为此,我从不使用 ChatGPT.com 或其他面向普通用户的前端来访问 LLMs,因为它们更难控制。相反,我通常使用各 LLM 服务提供的后端 UI,它们作为 API 功能的轻量级封装,同时也便于在必要时移植到代码中。直接访问像 ChatGPT API 这样的 LLM API,允许你设置系统提示,这些提示控制着生成内容的“规则”,可以非常细致入微。 在系统提示中指定生成文本的具体约束条件,如“不超过 30 字”或“避免使用‘delve’一词”,通常比在用户提示中设置更有效(类似 ChatGPT.com 的操作方式)。任何不允许显式设置系统提示的现代 LLM 界面,很可能使用了无法自定义的系统提示:例如,当 ChatGPT.com 出现对用户过度奉承的问题时,OpenAI 通过修改系统提示要求其“避免无根据或谄媚的恭维”。我个人更常使用 Anthropic Claude 的 API(特别是 Claude Sonnet),因为据反馈 Claude 显得不那么“机械”,且在编程问题上的回答准确度更高。
Additionally with the APIs, you can control the “temperature” of the generation, which at a high level controls the creativity of the generation. LLMs by default do not select the next token with the highest probability in order to allow it to give different outputs for each generation, so I prefer to set the temperature to 0.0
so that the output is mostly deterministic, or 0.2 - 0.3
if some light variance is required. Modern LLMs now use a default temperature of 1.0
, and I theorize that higher value is accentuating LLM hallucination issues where the text outputs are internally consistent but factually wrong.
此外,通过 API,你可以控制生成的“温度”,这从高层次上决定了生成内容的创造性。默认情况下,LLMs 不会选择概率最高的下一个令牌,以便每次生成都能产生不同的输出。因此,我倾向于将温度设置为 0.0
以使输出基本确定,或在需要轻微变化时设为 0.2 - 0.3
。现代 LLMs 现在默认使用 1.0
的温度值,我推测较高的值会加剧 LLM 的幻觉问题,即文本输出内部一致但事实错误。

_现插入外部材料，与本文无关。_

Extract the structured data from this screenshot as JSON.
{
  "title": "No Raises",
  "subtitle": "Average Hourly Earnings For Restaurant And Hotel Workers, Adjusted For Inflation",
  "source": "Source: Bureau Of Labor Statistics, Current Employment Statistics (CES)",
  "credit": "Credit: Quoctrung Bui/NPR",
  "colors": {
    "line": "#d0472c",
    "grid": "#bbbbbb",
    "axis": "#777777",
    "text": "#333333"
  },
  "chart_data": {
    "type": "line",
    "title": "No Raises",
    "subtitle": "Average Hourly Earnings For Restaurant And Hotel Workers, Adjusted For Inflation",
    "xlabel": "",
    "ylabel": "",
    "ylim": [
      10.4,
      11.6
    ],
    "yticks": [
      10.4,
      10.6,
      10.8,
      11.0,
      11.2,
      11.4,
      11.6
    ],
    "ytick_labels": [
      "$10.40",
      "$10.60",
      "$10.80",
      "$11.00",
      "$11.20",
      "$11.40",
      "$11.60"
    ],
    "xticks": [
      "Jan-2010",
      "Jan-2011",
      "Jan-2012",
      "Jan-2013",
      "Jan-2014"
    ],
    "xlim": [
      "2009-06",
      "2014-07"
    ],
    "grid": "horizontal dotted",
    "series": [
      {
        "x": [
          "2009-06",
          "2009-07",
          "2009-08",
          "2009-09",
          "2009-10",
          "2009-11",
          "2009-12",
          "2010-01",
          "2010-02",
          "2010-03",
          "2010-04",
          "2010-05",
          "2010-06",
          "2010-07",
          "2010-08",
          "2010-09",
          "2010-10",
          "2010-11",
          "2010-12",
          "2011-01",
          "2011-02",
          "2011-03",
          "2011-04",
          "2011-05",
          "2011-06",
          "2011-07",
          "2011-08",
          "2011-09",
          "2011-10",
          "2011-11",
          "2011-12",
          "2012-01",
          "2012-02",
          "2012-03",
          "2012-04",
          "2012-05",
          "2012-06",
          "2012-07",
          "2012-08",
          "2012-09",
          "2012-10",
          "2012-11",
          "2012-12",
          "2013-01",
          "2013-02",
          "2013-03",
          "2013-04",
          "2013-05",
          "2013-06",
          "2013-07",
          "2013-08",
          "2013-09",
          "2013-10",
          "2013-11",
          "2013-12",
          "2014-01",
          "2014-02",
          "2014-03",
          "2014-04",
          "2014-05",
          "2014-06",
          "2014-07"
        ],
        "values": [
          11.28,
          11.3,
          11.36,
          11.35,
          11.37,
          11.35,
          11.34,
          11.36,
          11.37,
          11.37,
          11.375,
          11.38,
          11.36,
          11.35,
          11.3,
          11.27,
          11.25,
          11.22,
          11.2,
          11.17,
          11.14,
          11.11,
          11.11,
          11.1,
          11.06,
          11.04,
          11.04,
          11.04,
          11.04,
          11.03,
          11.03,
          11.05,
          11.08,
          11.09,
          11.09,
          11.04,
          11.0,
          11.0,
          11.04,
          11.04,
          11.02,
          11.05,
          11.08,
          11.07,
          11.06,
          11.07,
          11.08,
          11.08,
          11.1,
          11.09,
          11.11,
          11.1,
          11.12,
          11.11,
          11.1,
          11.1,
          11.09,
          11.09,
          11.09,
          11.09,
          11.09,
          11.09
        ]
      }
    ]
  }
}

LLMs for Professional Problem Solving!
LLMs 助力专业问题解决!
With that pretext, I can now talk about how I have used generative LLMs over the past couple years at BuzzFeed. Here are outlines of some (out of many) projects I’ve worked on using LLMs to successfully solve problems quickly:
基于上述背景,现在我可以谈谈过去几年在 BuzzFeed 是如何使用生成式 LLMs 的。以下列举了一些(众多中的)我利用 LLMs 快速成功解决问题的项目概要:
- BuzzFeed site curators developed a new hierarchal taxonomy to organize thousands of articles into a specified category and subcategory. Since we had no existing labeled articles to train a traditional multiclass classification model to predict these new labels, I wrote a script to hit the Claude Sonnet API with a system prompt saying
The following is a taxonomy: return the category and subcategory that best matches the article the user provides.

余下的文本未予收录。